Among them I was surprised to see a straited pardalote, a summer migrant who should have been well on the way to Bass Strait and crossing to the mainland by mid-autumn.
If the tiny pardalote had been in any doubt about the time to leave, the threat of snow on the high country would have finally spurred he or she on their way.
A pardalote so late in the season was not the only surprise. Scanning the shrubs and trees on one of my favourite walks, the first part of the Lenah Valley Track out of the Springs to Sphinx Rock, I caught sight of two juvenile scarlet robins.
The robins are common on the higher slopes of the mountain in spring and summer where pairs establish breeding territories, but when the weather turns colder in autumn they return to warmer wintering habit nearer the coast.
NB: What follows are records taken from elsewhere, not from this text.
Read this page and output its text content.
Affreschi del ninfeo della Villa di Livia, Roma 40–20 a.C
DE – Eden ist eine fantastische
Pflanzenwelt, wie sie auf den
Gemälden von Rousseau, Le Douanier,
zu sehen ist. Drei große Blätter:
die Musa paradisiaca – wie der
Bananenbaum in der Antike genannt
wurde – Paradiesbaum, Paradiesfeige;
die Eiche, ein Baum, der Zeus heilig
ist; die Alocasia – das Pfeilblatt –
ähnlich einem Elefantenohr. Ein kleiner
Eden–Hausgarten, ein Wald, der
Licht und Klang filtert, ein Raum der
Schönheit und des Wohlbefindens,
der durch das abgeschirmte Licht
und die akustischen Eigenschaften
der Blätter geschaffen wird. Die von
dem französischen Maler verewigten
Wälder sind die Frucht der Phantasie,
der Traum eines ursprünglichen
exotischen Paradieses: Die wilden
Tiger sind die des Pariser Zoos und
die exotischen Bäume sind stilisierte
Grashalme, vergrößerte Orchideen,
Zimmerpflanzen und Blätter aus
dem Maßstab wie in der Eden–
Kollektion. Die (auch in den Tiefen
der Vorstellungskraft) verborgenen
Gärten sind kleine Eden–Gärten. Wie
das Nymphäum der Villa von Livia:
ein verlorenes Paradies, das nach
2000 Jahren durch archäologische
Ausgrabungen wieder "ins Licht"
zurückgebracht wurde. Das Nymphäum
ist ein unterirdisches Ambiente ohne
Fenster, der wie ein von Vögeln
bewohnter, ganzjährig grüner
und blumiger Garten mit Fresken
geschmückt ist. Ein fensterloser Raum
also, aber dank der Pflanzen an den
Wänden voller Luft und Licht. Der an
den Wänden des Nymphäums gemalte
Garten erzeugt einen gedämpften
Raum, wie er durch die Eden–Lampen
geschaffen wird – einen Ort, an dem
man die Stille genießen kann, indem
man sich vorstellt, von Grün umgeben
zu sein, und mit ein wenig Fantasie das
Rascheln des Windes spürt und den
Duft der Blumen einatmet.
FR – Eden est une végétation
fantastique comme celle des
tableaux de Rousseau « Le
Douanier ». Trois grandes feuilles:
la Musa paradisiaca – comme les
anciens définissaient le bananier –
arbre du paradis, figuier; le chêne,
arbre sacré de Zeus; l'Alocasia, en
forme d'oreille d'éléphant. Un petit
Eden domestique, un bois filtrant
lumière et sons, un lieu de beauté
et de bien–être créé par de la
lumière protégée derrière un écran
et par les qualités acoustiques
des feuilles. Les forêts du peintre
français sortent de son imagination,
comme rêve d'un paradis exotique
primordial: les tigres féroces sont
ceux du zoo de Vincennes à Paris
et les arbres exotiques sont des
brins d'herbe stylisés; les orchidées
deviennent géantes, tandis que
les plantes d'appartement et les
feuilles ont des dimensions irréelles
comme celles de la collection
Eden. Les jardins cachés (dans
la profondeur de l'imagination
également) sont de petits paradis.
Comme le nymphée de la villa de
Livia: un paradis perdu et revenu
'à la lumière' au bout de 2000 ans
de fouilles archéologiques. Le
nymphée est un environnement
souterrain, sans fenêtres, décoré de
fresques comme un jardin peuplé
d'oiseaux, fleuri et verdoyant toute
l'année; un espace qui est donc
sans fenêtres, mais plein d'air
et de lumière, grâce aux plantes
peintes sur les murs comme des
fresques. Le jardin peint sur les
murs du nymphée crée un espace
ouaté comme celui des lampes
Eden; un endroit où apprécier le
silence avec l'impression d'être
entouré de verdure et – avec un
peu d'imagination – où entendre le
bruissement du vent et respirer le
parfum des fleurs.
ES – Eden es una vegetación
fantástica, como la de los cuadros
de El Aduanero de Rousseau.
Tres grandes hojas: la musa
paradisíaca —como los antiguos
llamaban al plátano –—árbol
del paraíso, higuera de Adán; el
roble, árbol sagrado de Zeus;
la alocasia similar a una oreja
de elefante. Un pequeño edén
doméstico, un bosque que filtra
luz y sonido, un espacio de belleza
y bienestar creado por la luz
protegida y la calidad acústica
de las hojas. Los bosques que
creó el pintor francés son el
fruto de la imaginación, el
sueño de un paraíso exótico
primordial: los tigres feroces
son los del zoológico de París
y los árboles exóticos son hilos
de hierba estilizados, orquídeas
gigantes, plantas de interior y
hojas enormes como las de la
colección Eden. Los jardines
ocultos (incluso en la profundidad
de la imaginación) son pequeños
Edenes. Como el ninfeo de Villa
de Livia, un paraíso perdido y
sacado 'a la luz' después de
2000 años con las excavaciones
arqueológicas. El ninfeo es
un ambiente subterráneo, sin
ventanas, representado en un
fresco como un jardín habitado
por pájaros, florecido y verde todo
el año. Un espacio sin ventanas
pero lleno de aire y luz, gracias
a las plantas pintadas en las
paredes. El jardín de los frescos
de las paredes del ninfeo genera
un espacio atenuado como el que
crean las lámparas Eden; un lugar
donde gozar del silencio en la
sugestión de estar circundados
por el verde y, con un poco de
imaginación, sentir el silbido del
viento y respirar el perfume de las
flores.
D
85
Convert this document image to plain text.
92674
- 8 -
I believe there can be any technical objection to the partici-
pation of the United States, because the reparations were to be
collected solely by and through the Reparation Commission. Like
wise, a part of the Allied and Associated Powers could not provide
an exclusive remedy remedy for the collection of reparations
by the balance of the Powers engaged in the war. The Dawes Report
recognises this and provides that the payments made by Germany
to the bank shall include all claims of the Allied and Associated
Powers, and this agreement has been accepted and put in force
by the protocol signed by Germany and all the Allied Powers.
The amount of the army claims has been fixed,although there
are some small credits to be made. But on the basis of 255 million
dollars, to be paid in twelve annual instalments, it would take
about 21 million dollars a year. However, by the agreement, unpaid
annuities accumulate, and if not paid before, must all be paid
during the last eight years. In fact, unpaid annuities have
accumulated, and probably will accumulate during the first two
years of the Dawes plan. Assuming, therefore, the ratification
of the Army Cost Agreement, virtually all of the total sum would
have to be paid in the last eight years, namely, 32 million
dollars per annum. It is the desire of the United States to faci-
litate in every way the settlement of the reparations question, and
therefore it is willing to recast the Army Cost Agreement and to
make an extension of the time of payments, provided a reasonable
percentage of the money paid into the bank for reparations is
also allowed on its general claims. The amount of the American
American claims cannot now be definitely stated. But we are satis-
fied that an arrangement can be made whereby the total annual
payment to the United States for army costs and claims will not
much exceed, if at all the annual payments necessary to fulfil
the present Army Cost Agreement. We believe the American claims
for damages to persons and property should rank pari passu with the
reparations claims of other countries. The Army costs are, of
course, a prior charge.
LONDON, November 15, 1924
In autumn, beyond recording the departures of the summer visitors, I also take stock of what young have been produced during the year.
It’s always reassuring to see young birds on the wing, with the promise they will become parents themselves and keep the avian showcase alive and kicking for the next season, and beyond.
And here were two young scarlet robins and, more importantly, young of different ages. They were from two broods, probably from the same pair of successful breeders.
The flame robins are familiar to me from this section of track because I have monitored them there for many years. They even feature in my book, The Shy Mountain, in which I described their efforts one season to avoid the attentions of fan-tailed cuckoos, which use the robins as surrogate parents along with other species.
The juvenile scarlet robins, dropping from branch and rock perches to feed on insects, were clearly independent parents but some young were still relying on their parents for food.
A travelling party of silvereyes, like the pardalotes making a late departure for the mainland, made their way north around the escarpment forming Sphinx Rock, finding insects in clumps of blanket-bush as they went. The adults had juveniles with them, the young birds in scruffy brown plumage and still to gain the distinctive russet flanks that separates Tassie silvereyes from those of the south-west mainland in their winter grounds of southern Queensland.
And the young of non-migrants were out and about. A male and female yellow-tailed black cockatoo, with a youngster in tow, flew over my head before alighting in the upper branches of a gum-topped stringybark.
The youngster, with an incessant whining, demanded the grubs the adult cockies were plucking from a dead upper branch of the tree, and the parents obliged.
Another young bird on the wing, to join the flock of myriad species that grace our woods and forests, and paddocks, in all seasons. I watch in wonder, feeling a part of it all.